26: Cluster Scaling
26: Cluster Scaling
Objective
Understand how the Cluster Autoscaler (CA) automatically adds and removes nodes in AKS based on Pod scheduling demands. Learn about Node Auto Provisioning (NAP/Karpenter) and KEDA for event-driven autoscaling.
Theory
Cluster Autoscaler
The Cluster Autoscaler (CA) automatically adjusts the number of nodes in a node pool when:
- Scale up: Pods cannot be scheduled because there are not enough resources on existing nodes (Pods remain in
Pendingstate) - Scale down: Nodes are underutilized for an extended period (default: 10 minutes) and their Pods can be rescheduled elsewhere
| Concept | Description |
|---|---|
| Trigger for scale-up | A Pod is unschedulable due to insufficient CPU, memory, or other resources |
| Trigger for scale-down | Node utilization falls below 50% for 10 minutes and all Pods can be moved |
| Node pool scope | CA is configured per node pool in AKS |
| Min/Max count | Each node pool has a minimum and maximum number of nodes |
| Scale-down delay | ~10 minutes of underutilization before a node is removed |
AKS Configuration (Instructor Reference)
Note: The following
az akscommands are cluster-level operations performed by the instructor. They are included here for educational purposes so you understand how the Cluster Autoscaler is configured in production.
The Cluster Autoscaler is enabled per node pool when creating or updating an AKS cluster:
# Enable during cluster creation
az aks create \
--resource-group <RG> \
--name <CLUSTER> \
--enable-cluster-autoscaler \
--min-count 1 \
--max-count 5
# Enable on an existing node pool
az aks nodepool update \
--resource-group <RG> \
--cluster-name <CLUSTER> \
--name nodepool1 \
--enable-cluster-autoscaler \
--min-count 1 \
--max-count 5
NAP (Node Auto Provisioning) / Karpenter
Node Auto Provisioning (NAP) is the next-generation node scaling solution for AKS, built on the open-source Karpenter project.
Key differences from the classic Cluster Autoscaler:
| Feature | Cluster Autoscaler | NAP / Karpenter |
|---|---|---|
| Node sizing | Fixed VM size per node pool | Creates right-sized nodes on demand |
| Provisioning speed | Slower (uses VMSS) | Faster (direct VM provisioning) |
| Configuration | Per node pool min/max | NodePool CRD with flexible constraints |
| Bin packing | Limited | Advanced — better resource utilization |
NAP is enabled by the cluster administrator:
# Instructor/admin command — do not run
az aks update --resource-group <RG> --name <CLUSTER> --enable-node-autoprovision
KEDA (Kubernetes Event-Driven Autoscaling)
KEDA extends Kubernetes autoscaling beyond CPU and memory.
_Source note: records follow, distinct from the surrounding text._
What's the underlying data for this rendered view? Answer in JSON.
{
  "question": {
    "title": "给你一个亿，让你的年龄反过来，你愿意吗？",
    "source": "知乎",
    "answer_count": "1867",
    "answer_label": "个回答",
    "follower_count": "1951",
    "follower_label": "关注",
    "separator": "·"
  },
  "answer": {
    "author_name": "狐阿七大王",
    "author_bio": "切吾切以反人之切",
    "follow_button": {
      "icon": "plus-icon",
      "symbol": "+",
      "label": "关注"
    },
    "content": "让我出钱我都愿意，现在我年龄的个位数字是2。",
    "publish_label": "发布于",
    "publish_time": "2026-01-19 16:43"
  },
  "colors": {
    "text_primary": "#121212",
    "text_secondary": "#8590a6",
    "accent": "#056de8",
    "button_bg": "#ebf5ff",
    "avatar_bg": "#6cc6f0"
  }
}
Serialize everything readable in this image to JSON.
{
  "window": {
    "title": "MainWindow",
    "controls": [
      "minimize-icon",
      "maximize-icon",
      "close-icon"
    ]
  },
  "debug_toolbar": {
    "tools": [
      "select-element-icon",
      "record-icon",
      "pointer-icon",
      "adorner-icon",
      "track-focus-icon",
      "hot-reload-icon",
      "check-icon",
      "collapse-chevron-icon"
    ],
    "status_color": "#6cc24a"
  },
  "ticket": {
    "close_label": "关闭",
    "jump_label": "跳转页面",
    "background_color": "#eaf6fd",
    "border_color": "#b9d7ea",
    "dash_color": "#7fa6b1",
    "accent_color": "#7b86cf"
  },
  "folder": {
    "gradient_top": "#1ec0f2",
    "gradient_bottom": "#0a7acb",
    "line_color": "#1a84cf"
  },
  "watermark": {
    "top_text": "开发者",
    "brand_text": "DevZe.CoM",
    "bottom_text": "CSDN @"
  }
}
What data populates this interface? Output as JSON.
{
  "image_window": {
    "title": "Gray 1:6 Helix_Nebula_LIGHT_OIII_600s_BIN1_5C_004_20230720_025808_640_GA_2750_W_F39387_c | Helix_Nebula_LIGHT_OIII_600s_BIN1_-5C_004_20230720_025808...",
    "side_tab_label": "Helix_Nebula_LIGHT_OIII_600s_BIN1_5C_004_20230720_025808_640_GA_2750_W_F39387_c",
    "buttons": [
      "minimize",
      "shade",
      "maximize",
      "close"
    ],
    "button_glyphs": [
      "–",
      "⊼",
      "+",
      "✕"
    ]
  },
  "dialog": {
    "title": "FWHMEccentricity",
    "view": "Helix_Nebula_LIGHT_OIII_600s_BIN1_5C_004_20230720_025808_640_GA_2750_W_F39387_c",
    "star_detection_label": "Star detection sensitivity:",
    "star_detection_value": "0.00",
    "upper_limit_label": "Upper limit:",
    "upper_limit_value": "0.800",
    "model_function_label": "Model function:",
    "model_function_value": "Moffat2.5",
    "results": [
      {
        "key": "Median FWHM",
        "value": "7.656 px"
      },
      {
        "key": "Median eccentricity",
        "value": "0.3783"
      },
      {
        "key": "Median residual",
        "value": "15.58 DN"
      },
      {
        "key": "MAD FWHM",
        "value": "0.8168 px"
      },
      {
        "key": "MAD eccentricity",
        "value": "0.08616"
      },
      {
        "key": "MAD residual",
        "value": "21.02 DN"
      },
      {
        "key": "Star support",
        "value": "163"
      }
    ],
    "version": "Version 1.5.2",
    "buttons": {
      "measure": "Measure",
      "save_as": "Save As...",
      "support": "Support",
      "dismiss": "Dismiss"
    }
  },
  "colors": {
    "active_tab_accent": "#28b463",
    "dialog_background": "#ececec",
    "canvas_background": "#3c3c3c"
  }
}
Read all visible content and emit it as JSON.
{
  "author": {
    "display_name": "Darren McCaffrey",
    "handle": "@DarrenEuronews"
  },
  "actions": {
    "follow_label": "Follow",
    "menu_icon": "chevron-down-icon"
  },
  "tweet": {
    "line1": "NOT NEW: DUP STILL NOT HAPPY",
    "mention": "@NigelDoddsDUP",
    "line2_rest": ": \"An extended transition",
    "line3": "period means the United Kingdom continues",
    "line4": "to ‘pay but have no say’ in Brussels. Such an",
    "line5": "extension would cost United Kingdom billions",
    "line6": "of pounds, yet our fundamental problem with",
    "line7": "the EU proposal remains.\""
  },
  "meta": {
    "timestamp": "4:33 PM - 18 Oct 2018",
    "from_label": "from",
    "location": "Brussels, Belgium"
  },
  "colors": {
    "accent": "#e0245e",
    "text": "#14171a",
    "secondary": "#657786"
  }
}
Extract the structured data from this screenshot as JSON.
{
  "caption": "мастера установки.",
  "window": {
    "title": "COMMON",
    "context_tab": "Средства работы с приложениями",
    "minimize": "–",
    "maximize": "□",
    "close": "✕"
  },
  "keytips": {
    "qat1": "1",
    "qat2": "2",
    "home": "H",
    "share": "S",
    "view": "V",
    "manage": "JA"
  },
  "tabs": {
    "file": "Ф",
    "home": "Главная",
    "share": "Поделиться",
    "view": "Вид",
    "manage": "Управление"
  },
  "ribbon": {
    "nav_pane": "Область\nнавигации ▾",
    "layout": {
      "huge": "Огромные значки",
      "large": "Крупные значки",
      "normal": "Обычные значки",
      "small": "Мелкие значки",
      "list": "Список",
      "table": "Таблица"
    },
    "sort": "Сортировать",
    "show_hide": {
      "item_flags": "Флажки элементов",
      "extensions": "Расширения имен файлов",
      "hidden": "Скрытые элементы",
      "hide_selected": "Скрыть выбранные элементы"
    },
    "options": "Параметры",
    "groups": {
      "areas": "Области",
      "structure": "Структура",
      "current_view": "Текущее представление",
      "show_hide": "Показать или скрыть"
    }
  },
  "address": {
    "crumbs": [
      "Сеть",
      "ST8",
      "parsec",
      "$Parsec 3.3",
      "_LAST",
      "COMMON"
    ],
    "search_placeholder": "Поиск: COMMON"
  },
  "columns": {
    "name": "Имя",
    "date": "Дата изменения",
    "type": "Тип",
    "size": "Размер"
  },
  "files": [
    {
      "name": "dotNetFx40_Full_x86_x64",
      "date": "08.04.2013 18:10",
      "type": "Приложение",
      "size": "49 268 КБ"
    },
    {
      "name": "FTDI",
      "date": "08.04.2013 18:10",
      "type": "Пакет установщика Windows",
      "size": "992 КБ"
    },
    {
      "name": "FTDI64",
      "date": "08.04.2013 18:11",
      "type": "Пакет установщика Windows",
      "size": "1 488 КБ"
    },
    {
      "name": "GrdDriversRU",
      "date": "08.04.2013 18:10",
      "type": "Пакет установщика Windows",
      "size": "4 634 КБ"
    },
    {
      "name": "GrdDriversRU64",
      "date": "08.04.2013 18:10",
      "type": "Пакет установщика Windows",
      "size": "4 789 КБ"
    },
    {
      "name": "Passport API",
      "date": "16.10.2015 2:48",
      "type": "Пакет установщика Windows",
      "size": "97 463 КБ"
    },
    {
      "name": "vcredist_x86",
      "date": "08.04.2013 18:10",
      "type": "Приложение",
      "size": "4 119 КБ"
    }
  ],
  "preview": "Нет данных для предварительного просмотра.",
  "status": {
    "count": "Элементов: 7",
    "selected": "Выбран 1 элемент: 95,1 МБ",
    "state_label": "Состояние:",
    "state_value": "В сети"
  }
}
It allows scaling based on external event sources:
- Azure Service Bus queue length
- Azure Storage Queue messages
- Prometheus metrics
- Cron schedules
- HTTP request rate
- And 60+ other scalers
KEDA works alongside HPA — it creates and manages HPA objects based on ScaledObject definitions.
AKS KEDA add-on — managed by Azure, installed by the cluster administrator:
# Instructor/admin command — do not run
az aks update --resource-group <RG> --name <CLUSTER> --enable-keda
Mermaid Diagram: Pod Scaling + Node Scaling
flowchart TB
subgraph "Pod Level Scaling"
A[HPA] -->|Increases replicas<br>based on metrics| B[Deployment]
B --> C[Pod 1]
B --> D[Pod 2]
B --> E[Pod 3 - Pending]
end
subgraph "Node Level Scaling"
E -->|Cannot be scheduled<br>insufficient resources| F[Cluster Autoscaler]
F -->|Requests new node<br>from Azure| G[Azure VMSS]
G -->|Provisions new VM<br>joins cluster| H[New Node]
H -->|Pod scheduled<br>on new node| E
end
subgraph "Scale Down"
I[Nodes underutilized<br>for 10 min] --> J[Cluster Autoscaler]
J -->|Drains and removes<br>underutilized node| K[Node removed<br>from cluster]
end
Practical Tasks
All tasks should be performed in your namespace
student-XX. ReplaceXXwith your student number throughout.
Task 1: Examine Current Autoscaler Configuration
Check the current state of the cluster nodes:
kubectl get nodes
Examine the Cluster Autoscaler status:
kubectl describe configmap -n kube-system cluster-autoscaler-status
This ConfigMap shows:
- Current cluster state (health, scale-up/scale-down status)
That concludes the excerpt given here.